The S&P 500 (^GSPC) has recouped all of its “Liberation Day” losses with help from the longest winning streak for the benchmark index since 2004.
But now, with the S&P 500 up about 14% from its April 8 low, Wall Street strategists aren’t confident that a smooth path higher for the index will continue.
“For now, fundamental and macro concerns are pushed out but not alleviated,” Citi equity strategist Scott Chronert wrote in a note to clients.
To Chronert’s point, there have been incremental signs that the US is nearing trade deals in recent weeks, but none have actually been announced. This leaves Trump’s tariffs as a consistent variable in the investing landscape.
Another key concern is the risk of recession. While the April jobs report released Friday showed the US labor market remains on solid footing, other indicators have continued to flash signs of a cooling jobs environment. This comes amid a wave of other worse-than-expected economic data.

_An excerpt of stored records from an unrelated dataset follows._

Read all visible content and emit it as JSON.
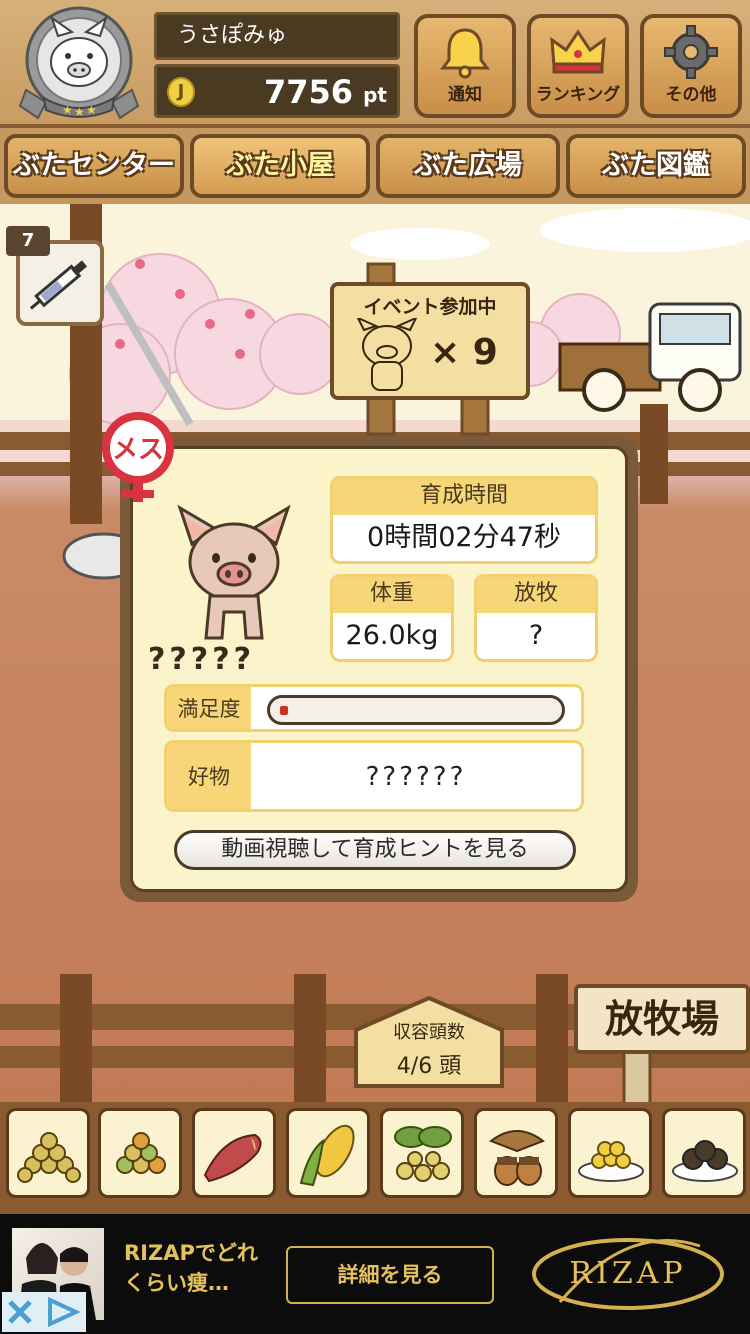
{
  "header": {
    "user_name": "うさぽみゅ",
    "points_value": "7756",
    "points_unit": "pt",
    "rank_stars": 3,
    "buttons": {
      "notify_label": "通知",
      "ranking_label": "ランキング",
      "other_label": "その他"
    }
  },
  "tabs": [
    {
      "label": "ぶたセンター",
      "active": false
    },
    {
      "label": "ぶた小屋",
      "active": true
    },
    {
      "label": "ぶた広場",
      "active": false
    },
    {
      "label": "ぶた図鑑",
      "active": false
    }
  ],
  "scene": {
    "vaccine_count": "7",
    "event_sign_title": "イベント参加中",
    "event_multiplier": "× 9",
    "capacity_label": "収容頭数",
    "capacity_value": "4/6 頭",
    "field_sign": "放牧場"
  },
  "pig": {
    "gender_label": "メス",
    "name": "?????",
    "stats": {
      "growth_time_label": "育成時間",
      "growth_time_value": "0時間02分47秒",
      "weight_label": "体重",
      "weight_value": "26.0kg",
      "grazing_label": "放牧",
      "grazing_value": "?",
      "satisfaction_label": "満足度",
      "satisfaction_fraction": 0.03,
      "favorite_label": "好物",
      "favorite_value": "??????"
    },
    "hint_button": "動画視聴して育成ヒントを見る"
  },
  "food_items": [
    {
      "icon": "feed-pellets-icon"
    },
    {
      "icon": "mixed-feed-icon"
    },
    {
      "icon": "sweet-potato-icon"
    },
    {
      "icon": "corn-icon"
    },
    {
      "icon": "beans-leaves-icon"
    },
    {
      "icon": "acorn-icon"
    },
    {
      "icon": "grain-plate-icon"
    },
    {
      "icon": "truffle-plate-icon"
    }
  ],
  "ad": {
    "text": "RIZAPでどれくらい痩…",
    "button": "詳細を見る",
    "logo": "RIZAP"
  },
  "colors": {
    "panel_border": "#7a5a3a",
    "card_header": "#f7d677",
    "female_red": "#d8333f",
    "ad_gold": "#e4c15c"
  }
}
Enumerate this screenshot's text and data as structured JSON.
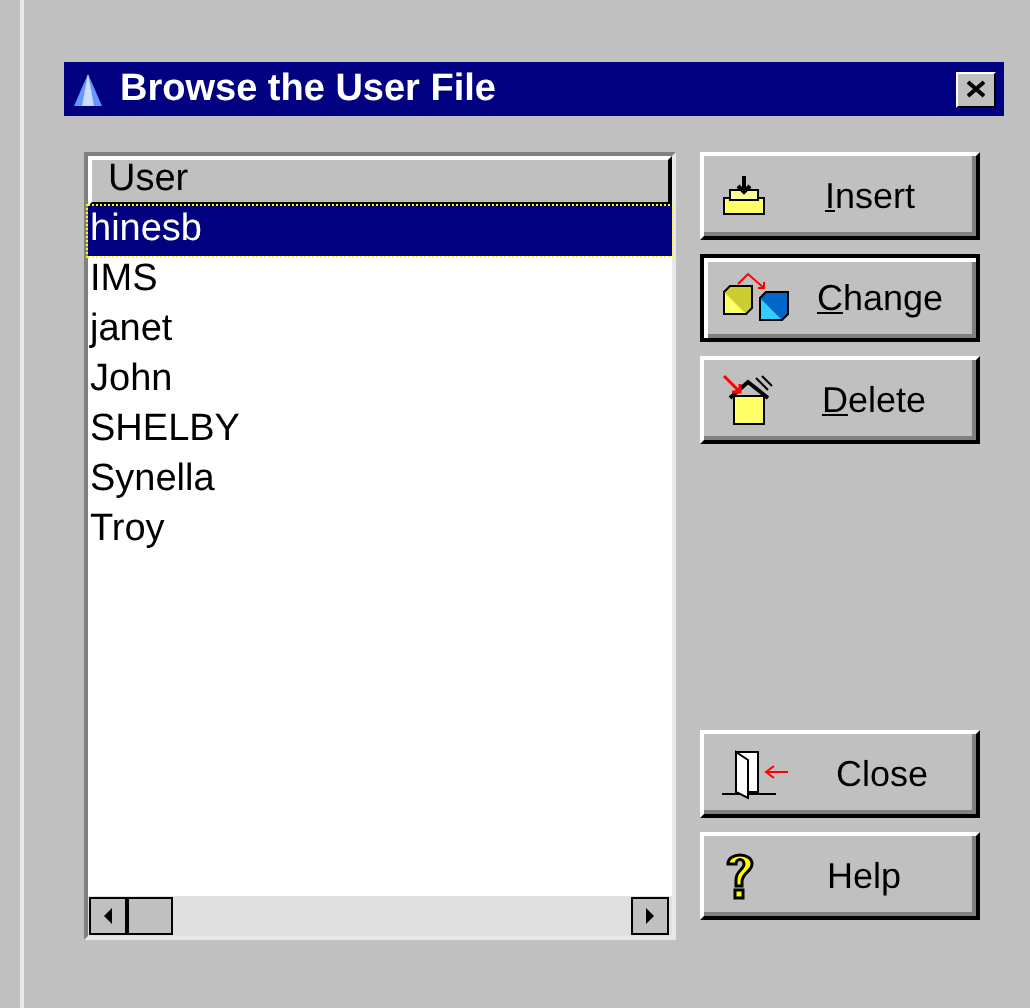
{
  "window": {
    "title": "Browse the User File"
  },
  "list": {
    "column": "User",
    "rows": [
      {
        "text": "hinesb",
        "selected": true
      },
      {
        "text": "IMS",
        "selected": false
      },
      {
        "text": "janet",
        "selected": false
      },
      {
        "text": "John",
        "selected": false
      },
      {
        "text": "SHELBY",
        "selected": false
      },
      {
        "text": "Synella",
        "selected": false
      },
      {
        "text": "Troy",
        "selected": false
      }
    ]
  },
  "buttons": [
    {
      "kind": "insert",
      "label": "Insert",
      "mnemonic": true,
      "focused": false
    },
    {
      "kind": "change",
      "label": "Change",
      "mnemonic": true,
      "focused": true
    },
    {
      "kind": "delete",
      "label": "Delete",
      "mnemonic": true,
      "focused": false
    },
    {
      "kind": "spacer"
    },
    {
      "kind": "close",
      "label": "Close",
      "mnemonic": false,
      "focused": false
    },
    {
      "kind": "help",
      "label": "Help",
      "mnemonic": false,
      "focused": false
    }
  ]
}
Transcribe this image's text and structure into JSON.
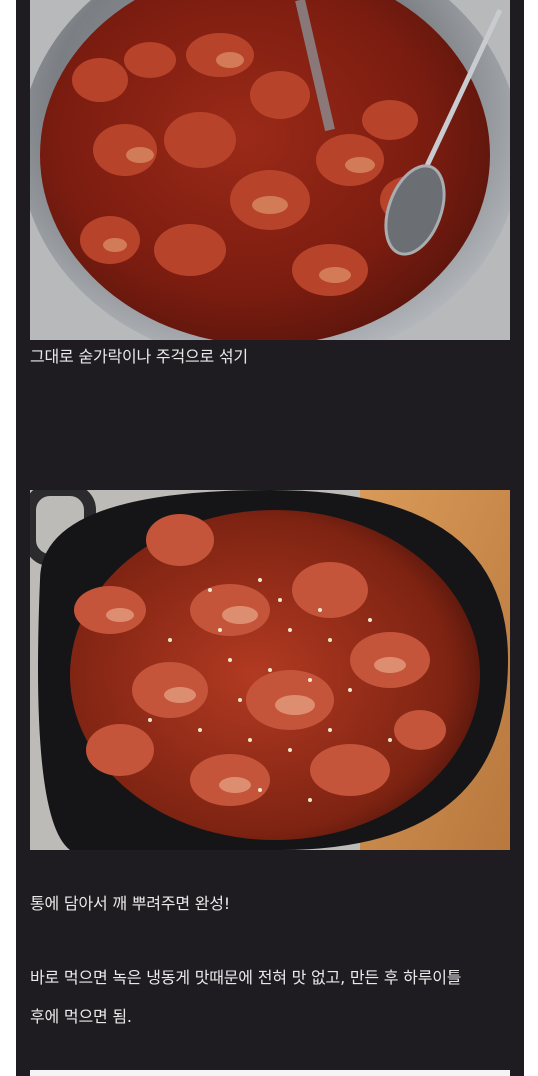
{
  "post": {
    "images": [
      {
        "name": "crab-mixing-bowl-photo"
      },
      {
        "name": "crab-finished-container-photo"
      }
    ],
    "captions": [
      "그대로 숟가락이나 주걱으로 섞기",
      "통에 담아서 깨 뿌려주면 완성!",
      "바로 먹으면 녹은 냉동게 맛때문에 전혀 맛 없고, 만든 후 하루이틀",
      "후에 먹으면 됨."
    ]
  }
}
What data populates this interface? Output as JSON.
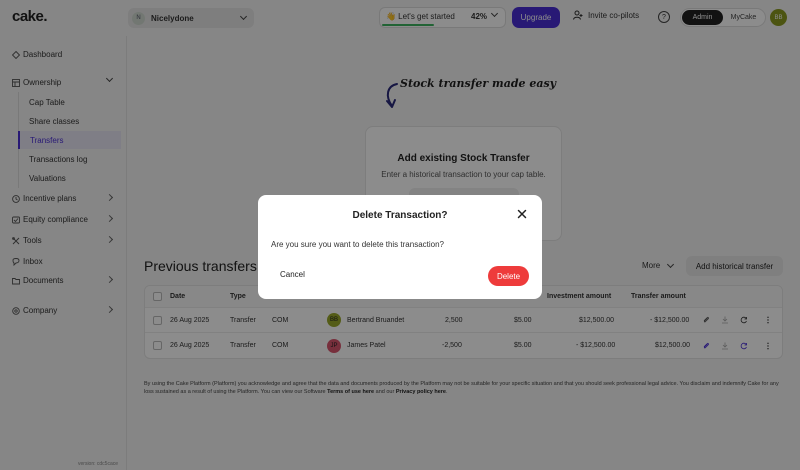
{
  "app": {
    "logo": "cake."
  },
  "topbar": {
    "company": {
      "initial": "N",
      "name": "Nicelydone"
    },
    "progress": {
      "label": "👋 Let's get started",
      "percent_text": "42%",
      "fraction": 0.42
    },
    "upgrade_label": "Upgrade",
    "invite_label": "Invite co-pilots",
    "help_glyph": "?",
    "role_switch": {
      "options": [
        "Admin",
        "MyCake"
      ],
      "active": "Admin"
    },
    "user_initials": "BB"
  },
  "sidebar": {
    "items": [
      {
        "label": "Dashboard",
        "icon": "dashboard-icon"
      },
      {
        "label": "Ownership",
        "icon": "ownership-icon",
        "expanded": true
      },
      {
        "label": "Incentive plans",
        "icon": "incentive-icon"
      },
      {
        "label": "Equity compliance",
        "icon": "compliance-icon"
      },
      {
        "label": "Tools",
        "icon": "tools-icon"
      },
      {
        "label": "Inbox",
        "icon": "inbox-icon"
      },
      {
        "label": "Documents",
        "icon": "documents-icon"
      },
      {
        "label": "Company",
        "icon": "company-icon"
      }
    ],
    "ownership_children": [
      {
        "label": "Cap Table"
      },
      {
        "label": "Share classes"
      },
      {
        "label": "Transfers",
        "active": true
      },
      {
        "label": "Transactions log"
      },
      {
        "label": "Valuations"
      }
    ],
    "version": "version: cdc5cace"
  },
  "main": {
    "hero_text": "Stock transfer made easy",
    "add_card": {
      "title": "Add existing Stock Transfer",
      "description": "Enter a historical transaction to your cap table."
    },
    "section_title": "Previous transfers",
    "more_label": "More",
    "add_historical_label": "Add historical transfer",
    "table": {
      "columns": [
        "Date",
        "Type",
        "",
        "",
        "",
        "",
        "Investment amount",
        "Transfer amount"
      ],
      "rows": [
        {
          "date": "26 Aug 2025",
          "type": "Transfer",
          "class": "COM",
          "holder_initials": "BB",
          "holder_color": "#9aa82a",
          "holder": "Bertrand Bruandet",
          "shares": "2,500",
          "price": "$5.00",
          "investment": "$12,500.00",
          "transfer": "- $12,500.00"
        },
        {
          "date": "26 Aug 2025",
          "type": "Transfer",
          "class": "COM",
          "holder_initials": "JP",
          "holder_color": "#d9566e",
          "holder": "James Patel",
          "shares": "-2,500",
          "price": "$5.00",
          "investment": "- $12,500.00",
          "transfer": "$12,500.00"
        }
      ]
    },
    "disclaimer": {
      "text": "By using the Cake Platform (Platform) you acknowledge and agree that the data and documents produced by the Platform may not be suitable for your specific situation and that you should seek professional legal advice. You disclaim and indemnify Cake for any loss sustained as a result of using the Platform. You can view our Software ",
      "terms_link": "Terms of use here",
      "mid": " and our ",
      "privacy_link": "Privacy policy here",
      "end": "."
    }
  },
  "modal": {
    "title": "Delete Transaction?",
    "message": "Are you sure you want to delete this transaction?",
    "cancel_label": "Cancel",
    "delete_label": "Delete"
  },
  "colors": {
    "accent": "#4a2fd6",
    "danger": "#ee3b3b",
    "success": "#3fb561"
  }
}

Read more: What is a recession, and how does it impact you?
The confluence of issues that remain unsolved is prompting strategists to recite a familiar refrain over the past month: Things look OK right now, but there is significant concern about what happens next.
“While the market rebound is welcome, it’s no reason for complacency,” JPMorgan Asset Management chief global strategist David Kelly said. “Despite Friday’s jobs numbers, the economy is losing momentum and will, more likely than not, slip into recession without real progress on the trade front or near-term fiscal stimulus. More importantly, if, in the long run, Washington policies result in greater trade barriers, less immigration and even larger budget deficits, then any economic recovery could be anemic, with long-term real GDP growth slipping to well below 2%.”
There have been some signs of strength in the fundamentals during the rally. With 72% of S&P 500 companies done reporting earnings for the first quarter, the index is pacing for year-over-year earnings growth of 12.8%, above the 7.2% analysts expected on March 31, per FactSet data.
RBC Capital Markets head of US equity strategy Lori Calvasina wrote in a note to clients on Monday that companies that are beating earnings-per-share forecasts are seeing larger-than-normal upside moves in their stocks, suggesting “earnings dynamics” have played a role in the rally along with optimism around US trade deals.
“This [earnings] phenomenon does appear to be losing some intensity since mid-April, suggesting to us that the US equity market may soon demand another catalyst to keep the recovery going,” Calvasina wrote.